Parfums : la tonka fait une poussée de fève

© Firmenich

En dépit de récoltes aléatoires, la fève tonka, fruit d’un arbre endémique d’Amérique latine reste l’une des matières préférées des parfumeurs.

Glaces, madeleines, chocolats à la fève tonka… Depuis quelques années, l’amande aux accents suaves inspire aussi le petit monde de la gastronomie. Pourtant, au départ, la fève est surtout un ingrédient clé de la parfumerie, ayant participé à l’âge d’or des matières naturelles de l’entre-deux-guerres. Ce noyau provient du Dipteryx odorata, le teck des Caraïbes et d’Amérique du Sud, avec deux gros pays producteurs, le Venezuela et le Brésil ; on parle aussi de Guyane, mais plus confidentiellement, avec en tout une production mondiale oscillant entre 80 et 100 tonnes par an.
Lors de la floraison de cet arbre sauvage, en mars et avril, les fruits tombent d’une vingtaine de mètres de haut et sont ramassés par les populations locales qui viennent spécialement en pleine jungle pour cela. «Avec les aléas climatiques, il y a des années où la récolte est mauvaise et, depuis cinq ans, les cours sont à la hausse», rappelle Dominique Roques, directeur du sourcing des naturels et de l’innovation chez Firmenich.

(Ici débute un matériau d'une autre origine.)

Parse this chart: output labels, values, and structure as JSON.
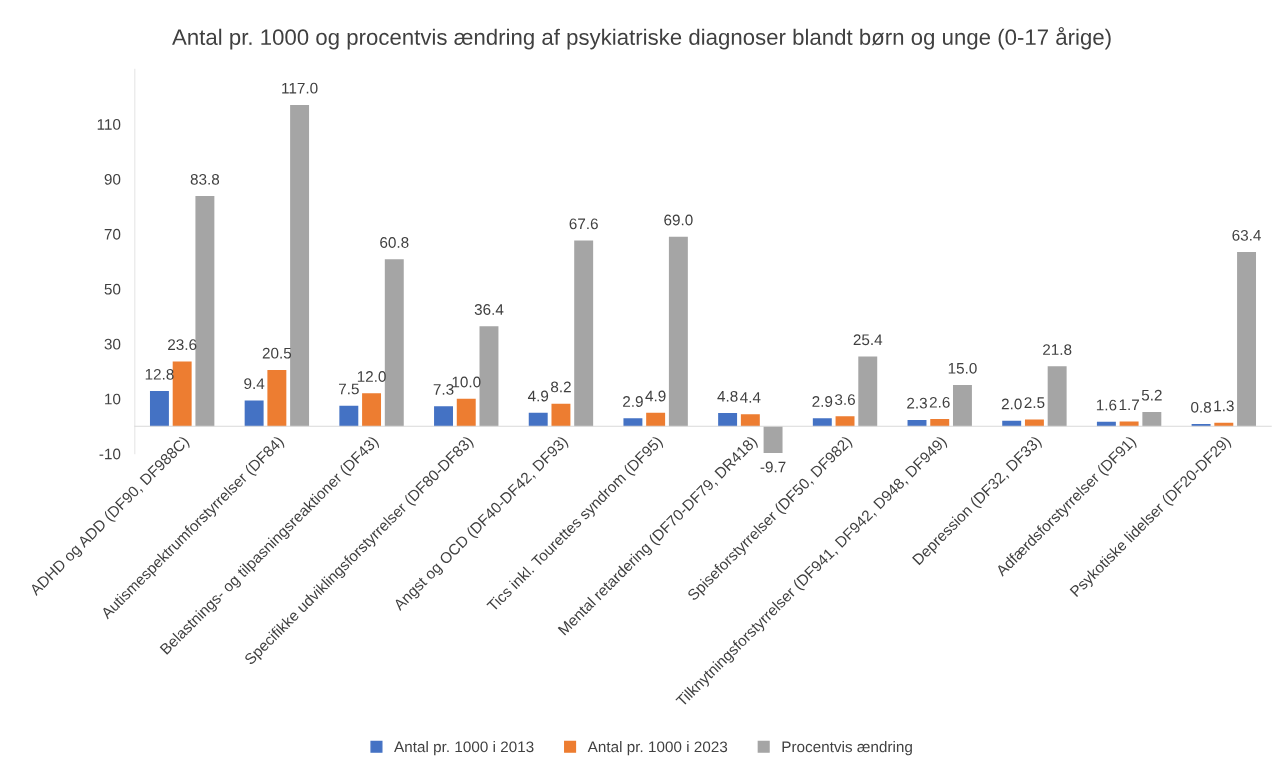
{
  "chart_data": {
    "type": "bar",
    "title": "Antal pr. 1000 og procentvis ændring af psykiatriske diagnoser blandt børn og unge (0-17 årige)",
    "categories": [
      "ADHD og ADD (DF90, DF988C)",
      "Autismespektrumforstyrrelser (DF84)",
      "Belastnings- og tilpasningsreaktioner (DF43)",
      "Specifikke udviklingsforstyrrelser (DF80-DF83)",
      "Angst og OCD (DF40-DF42, DF93)",
      "Tics inkl. Tourettes syndrom (DF95)",
      "Mental retardering (DF70-DF79, DR418)",
      "Spiseforstyrrelser (DF50, DF982)",
      "Tilknytningsforstyrrelser (DF941, DF942, D948, DF949)",
      "Depression (DF32, DF33)",
      "Adfærdsforstyrrelser (DF91)",
      "Psykotiske lidelser (DF20-DF29)"
    ],
    "series": [
      {
        "name": "Antal pr. 1000 i 2013",
        "color": "#4472c4",
        "values": [
          12.8,
          9.4,
          7.5,
          7.3,
          4.9,
          2.9,
          4.8,
          2.9,
          2.3,
          2.0,
          1.6,
          0.8
        ],
        "value_labels": [
          "12.8",
          "9.4",
          "7.5",
          "7.3",
          "4.9",
          "2.9",
          "4.8",
          "2.9",
          "2.3",
          "2.0",
          "1.6",
          "0.8"
        ]
      },
      {
        "name": "Antal pr. 1000 i 2023",
        "color": "#ed7d31",
        "values": [
          23.6,
          20.5,
          12.0,
          10.0,
          8.2,
          4.9,
          4.4,
          3.6,
          2.6,
          2.5,
          1.7,
          1.3
        ],
        "value_labels": [
          "23.6",
          "20.5",
          "12.0",
          "10.0",
          "8.2",
          "4.9",
          "4.4",
          "3.6",
          "2.6",
          "2.5",
          "1.7",
          "1.3"
        ]
      },
      {
        "name": "Procentvis ændring",
        "color": "#a5a5a5",
        "values": [
          83.8,
          117.0,
          60.8,
          36.4,
          67.6,
          69.0,
          -9.7,
          25.4,
          15.0,
          21.8,
          5.2,
          63.4
        ],
        "value_labels": [
          "83.8",
          "117.0",
          "60.8",
          "36.4",
          "67.6",
          "69.0",
          "-9.7",
          "25.4",
          "15.0",
          "21.8",
          "5.2",
          "63.4"
        ]
      }
    ],
    "ylim": [
      -10,
      130
    ],
    "yticks": [
      -10,
      10,
      30,
      50,
      70,
      90,
      110
    ],
    "grid": false,
    "legend": "bottom"
  }
}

C’est pourquoi la société suisse a développé un programme spécifique au Brésil. «Bien évidemment, les paysans savent ramasser et sécher les fruits. Notre filiale les aide à facturer et à organiser la vente. S’il fallait planter des arbres, il faudrait attendre quarante ans avant la première récolte de tonka.»
Après avoir macéré dans l’alcool, le fruit – de la taille d’un gros kiwi – est séché avant d’être cassé pour en récolter le noyau, une fève noire ridée. Celle-ci délivre alors son odeur inimitable, miellée, pralinée, amandée, dotée aussi une facette tabac.

Un parfum indémodable

Les chimistes ont réussi très tôt à isoler sa principale molécule odorante, la coumarine, et à la reproduire par synthèse en 1860. Ses inflexions de tabac et de foin ont inspiré les premiers parfums modernes, comme Fougère Royale d’Houbigant (1882) puis Jicky de Guerlain (1889), en association avec la vanilline. D’ailleurs, le tonka, indissociable des genres fougère comme ambrés, inspire toujours autant : en 2015, François Demachy l’enveloppe de vanille dans Fève délicieuse, le dernier opus de la Collection Privée de Christian Dior. Chez Guerlain, la petite graine noire est l’un des éléments clés de la fameuse Guerlinade, et entre dans la composition de l’eau de parfum La Petite Robe Noire…
«Bien sûr, la coumarine de synthèse est très utilisée, mais elle n’a pas la richesse de celle produite naturellement. En plus du côté foin-tabac de la première, la seconde s’enveloppe d’une douceur très cocooning sans être écœurante», estime Karine Dubreuil-Sereni, parfumeur indépendant. Il faut dire que l’absolue tonka cumule plusieurs handicaps : elle reste un produit onéreux, dont le prix varie d’après nos estimations et selon les qualités de 700 à 1 500 euros le kilo. Ajoutons à cela l’effet anticoagulant de la coumarine naturelle. Depuis le début des années 2000, quand ses pouvoirs médicinaux ont été avérés, certains pays ont interdit son utilisation dans les arômes (Belgique et États-Unis), où elle était très employée. La France, quant à elle, a juste suspendu son usage pour le tabac et limité son dosage en parfums.
Mais pas de quoi dissuader les parfumeurs qui trouvent même de nouvelles façons de l’exploiter, comme Stéphane Piquart, fondateur de la société de matières premières Behave qui en propose depuis peu un alcoolat : «C’est Richard Fraysse, parfumeur chez Caron, qui a hérité de cette recette par son père et me l’a confiée. Elle consiste à laver la concrète à froid avec de l’alcool avant de filtrer. Non chauffées, les fèves gardent ainsi une tête volatile». Le parfum de niche Une Nuit à Bali a déjà bénéficié de ce produit qui remet au goût du jour une fabrication ancestrale. À propos, pourquoi tonka ? Le mot viendrait du tupi, langue régionale, où il désigne l’arbre lui-même.